Study Finds Ozempic and Wegovy Linked to Condition Causing Blindness
Even a blind hog finds the occasional Twinkie
In Galatians 5:19-20, Paul lists off the works of the flesh, acts which will not inherit the kingdom of God.
One of the acts is sorcery.
The Greek word he used was pharmakeia.
There is a kind of magical thinking behind thinking you can take pills and solve your problems. That’s not where health comes from—whether you mean spiritual wellbeing or physical fitness.*
Most pharmaceuticals are scams where you trade out one huge problem (like obesity) for the loss of some key trait like, oh, eyesight.
People who have been prescribed a weight-loss injection could be at a higher risk of developing an eye condition which can lead to blindness, a study has found.
The study found that people with diabetes who were prescribed semaglutide, most commonly known under the brand names Wegovy and Ozempic, were more than four times more likely to be diagnosed with an eye condition known as non-arteritic anterior ischemic optic neuropathy (naion).
Naion is a disorder in which the arteries which supply blood to the optic nerve in the eye become blocked. The condition can lead to loss of eyesight due to the optic nerve being deprived of oxygen and subsequently damaged. There is no known treatment for the condition, which affects 10 out of 100,000 people in the general population.
The research, published in the journal JAMA Ophthalmology and conducted by researchers at Harvard University, looked at data from 16,827 patients at the Mass Eye and Ear Harvard teaching hospital, who received treatment over a six-year period.
Of the patients included within the study, 710 had type 2 diabetes, with 194 of those patients having been prescribed semaglutide.
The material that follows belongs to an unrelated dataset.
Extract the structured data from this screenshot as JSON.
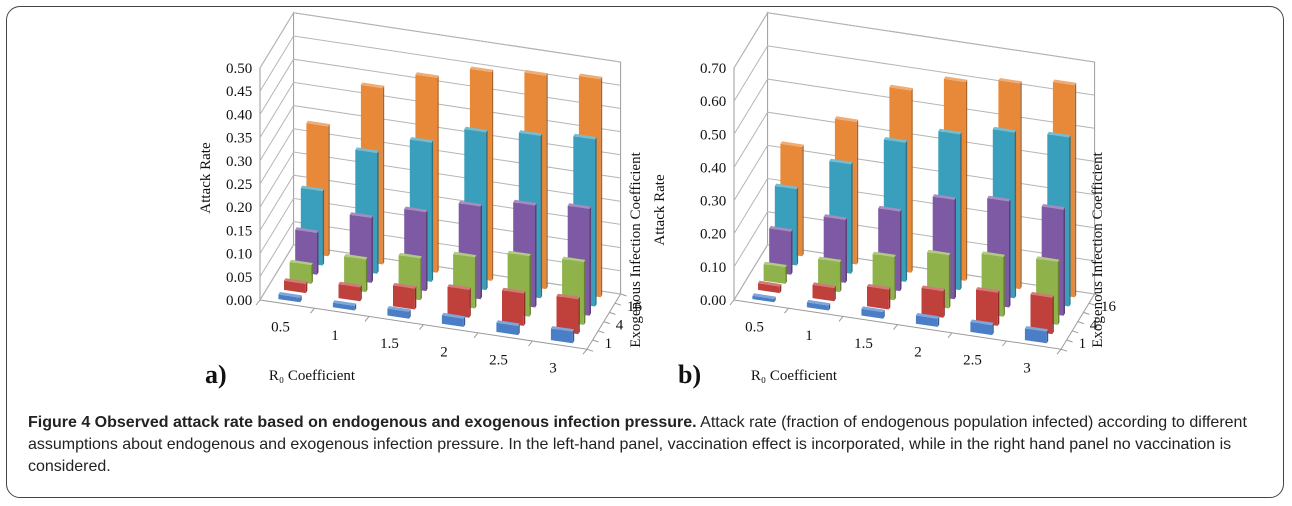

Included in the study were 975 patients who were overweight or living with obesity, with 361 of these having been prescribed semaglutide.
Of the people included in the study with type 2 diabetes, 17 naion events occurred in patients who were prescribed semaglutide, compared with six who were on other diabetes drugs.
Over three years, 8.9% of these people on semaglutide had naion compared with 1.8% on the other drugs, the researchers found.
The study also found that people who were overweight or living with obesity who were prescribed semaglutide were more than seven times more likely to develop the condition than those on other types of weight-loss medicine.
If you are fat and want to lose weight, fix your diet and go to the gym. In that order.
Do not take these pills that jerk with your metabolism and do unknown things to your brain and nervous system. This is deranged!
What you eat (whole foods that you cooked yourself) is more important for health than exercise, but exercising is also hugely beneficial.